I don't know this language.

That said:

  • How long does it take to do exactly the same without sending data to elasticsearch (just comment elasticSearchContext.AddUpdateDocument(item, item.Id))
  • I would not send to elasticsearch the full collection but every X documents in case you have 1 000 000 docs. So call SaveChanges() every X docs.

(Jörg Prante) #15

Did you notice the README at https://github.com/jprante/elasticsearch-jdbc? There you can learn how to index documents from JDBC sources.

I strongly suggest Elasticsearch 1.6.0 and JDBC importer 1.6.0.0


(Vani Aravinda) #16

Hi @jprante,

TanQ for your reply. Can you please help me in executing below points 3, 5, & 6 .

  1. download the JDBC importer distribution
    a. wget http://xbib.org/repository/org/xbib/elasticsearch/importer/elasticsearch-jdbc/1.6.0.0/elasticsearch-jdbc-1.6.0.0-dist.zip
    Completed
  2. unpack
    unzip elasticsearch-jdbc-1.6.0.0-dist.zip
    Completed
  3. go to the unpacked directory (we call it $JDBC_IMPORTER_HOME) cd elasticsearch-jdbc-1.6.0.0
    Can you please elaborate this point.
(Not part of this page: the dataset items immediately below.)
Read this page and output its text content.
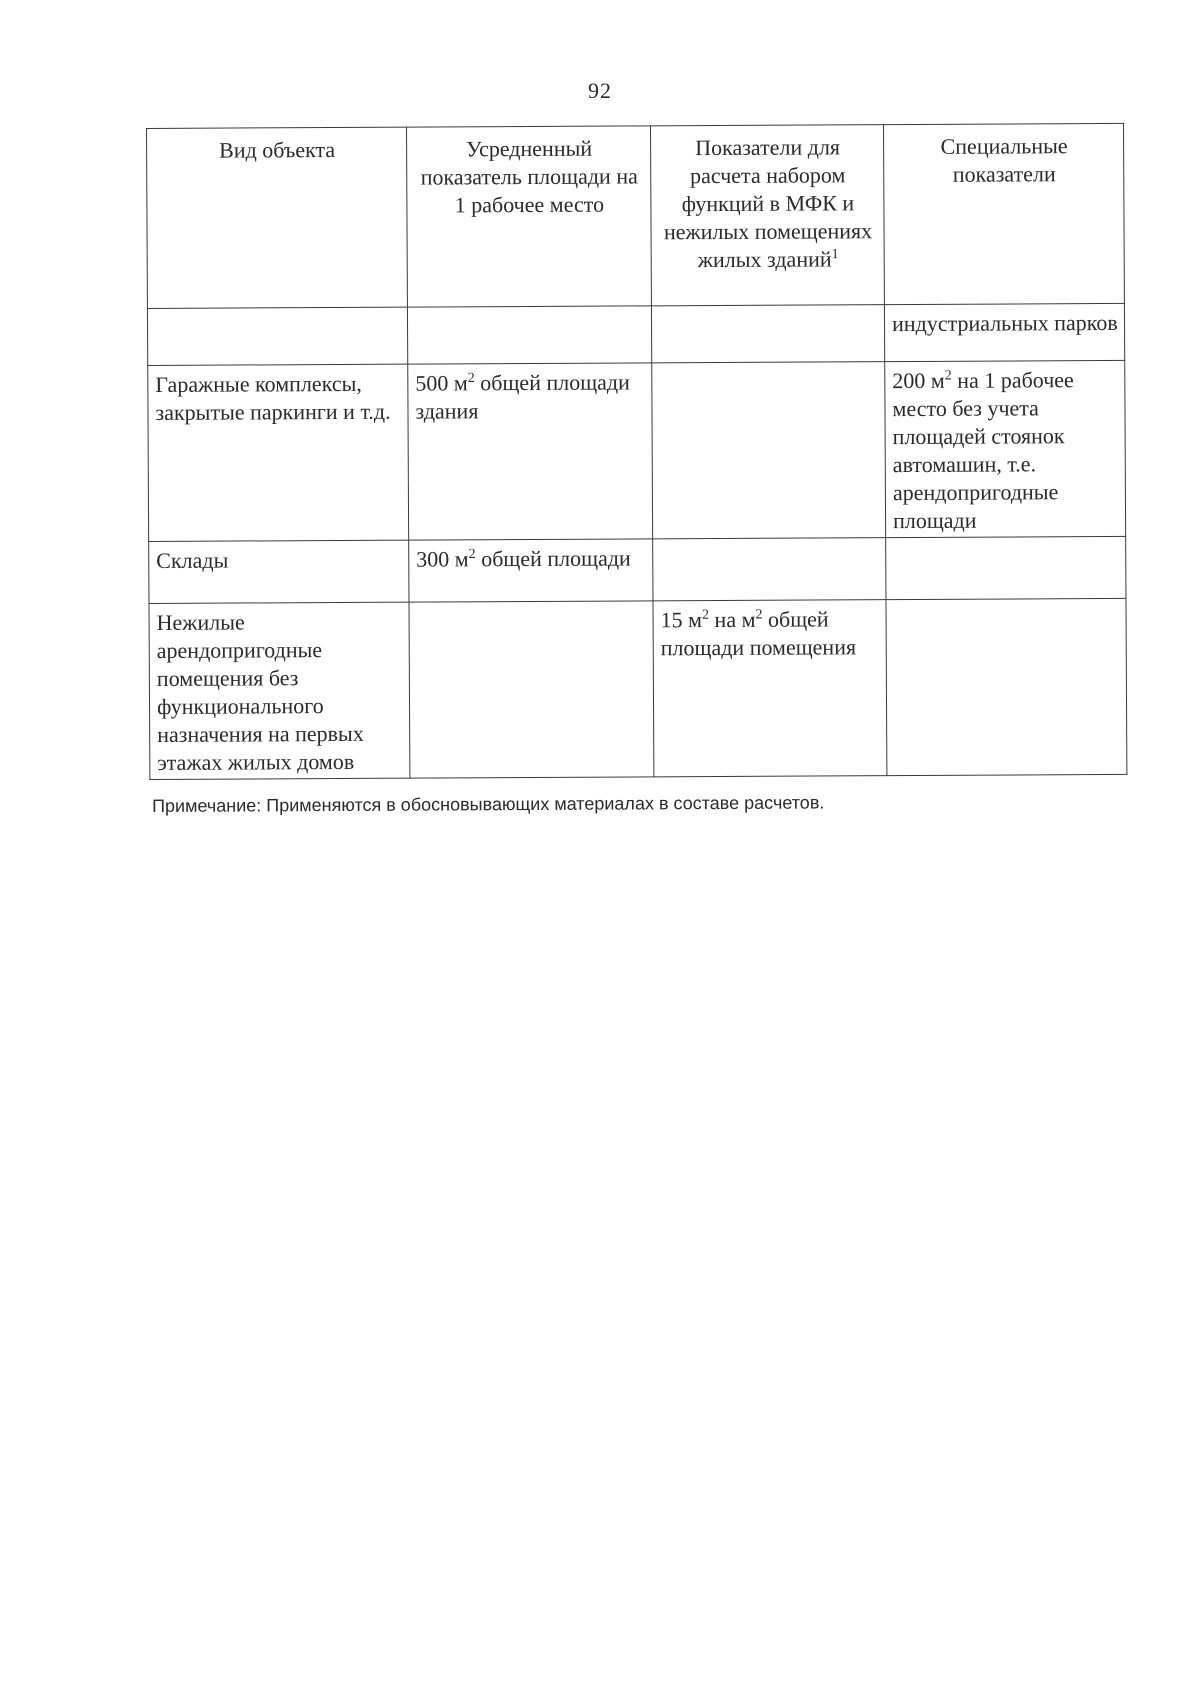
92
Вид объекта	Усредненный показатель площади на 1 рабочее место	Показатели для расчета набором функций в МФК и нежилых помещениях жилых зданий$^1$	Специальные показатели
			индустриальных парков
Гаражные комплексы, закрытые паркинги и т.д.	500 $м^2$ общей площади здания		200 $м^2$ на 1 рабочее место без учета площадей стоянок автомашин, т.е. арендопригодные площади
Склады	300 $м^2$ общей площади		
Нежилые арендопригодные помещения без функционального назначения на первых этажах жилых домов		15 $м^2$ на $м^2$ общей площади помещения	
Примечание: Применяются в обосновывающих материалах в составе расчетов.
Got stuck here.
  4. if you do not find the JDBC driver jar in the lib directory, download it from your vendor's site and put the driver jar into the lib folder
    Already jdbc-driver-csv-1.0.0 is there in lib folder.
  5. modify script in the bin directory to your needs (Elasticsearch cluster address)
    Can you please elaborate this point.
  6. run script with a command that starts org.xbib.tools.JDBCImporter with the lib directory on the classpath
    Can you please elaborate this point.

Thanks,
Vani Aravinda


(Jörg Prante) #17

I'm not sure but it looks like it is the Windows environment. I do not know Windows at all so I can not understand the question or offer help, but there are many responses that lead me to the conclusion that unpacking a zip, changing to directories, editing text files and executing shell scripts is too difficult on Windows.
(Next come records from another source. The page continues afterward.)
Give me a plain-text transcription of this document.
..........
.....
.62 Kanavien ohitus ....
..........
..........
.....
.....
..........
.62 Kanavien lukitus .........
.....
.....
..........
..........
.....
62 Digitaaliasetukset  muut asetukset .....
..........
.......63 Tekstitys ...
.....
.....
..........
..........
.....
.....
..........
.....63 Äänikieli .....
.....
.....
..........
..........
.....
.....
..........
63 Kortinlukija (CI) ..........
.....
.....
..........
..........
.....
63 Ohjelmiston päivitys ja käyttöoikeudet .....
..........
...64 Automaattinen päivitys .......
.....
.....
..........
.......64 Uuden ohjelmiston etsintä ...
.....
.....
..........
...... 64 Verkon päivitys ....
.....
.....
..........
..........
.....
Also I receive some responses that Windows folks with JDBC importer are not able to find ES addresses on the network and can not connect to ES, for whatever reason.

This is rather frustrating.

So I think that it would be convenient to develop something like a wrapper where the JDBC importer can be installed like a Elasticsearch plugin, for the Windows folks getting started again.


(Aih) #18

I encountered a number of issues when importing from MS SQL Server, and wrote up the workarounds in this post: http://blog.tabulaw.com/2015/08/elasticsearch-and-ms-sql-server-would.html. I also collected some additions to your README.md instructions in a gist: https://gist.github.com/aih/f0370479669e3003b2a4

With these few changes, the import from SQL Server with worked great. I was able to import and index about 20,000 records in less than a minute. I do agree that a wrapper for the import tool would be very helpful to bring more Windows users into the Elasticsearch world.


(Takemoa) #19

Another Java tool for importing SQL DB data is https://github.com/takemoa/sqldb2es (Disclaimer: I am the author).


(Jörg Prante) #20

@takemoa wow, nice project, what is the license of the code?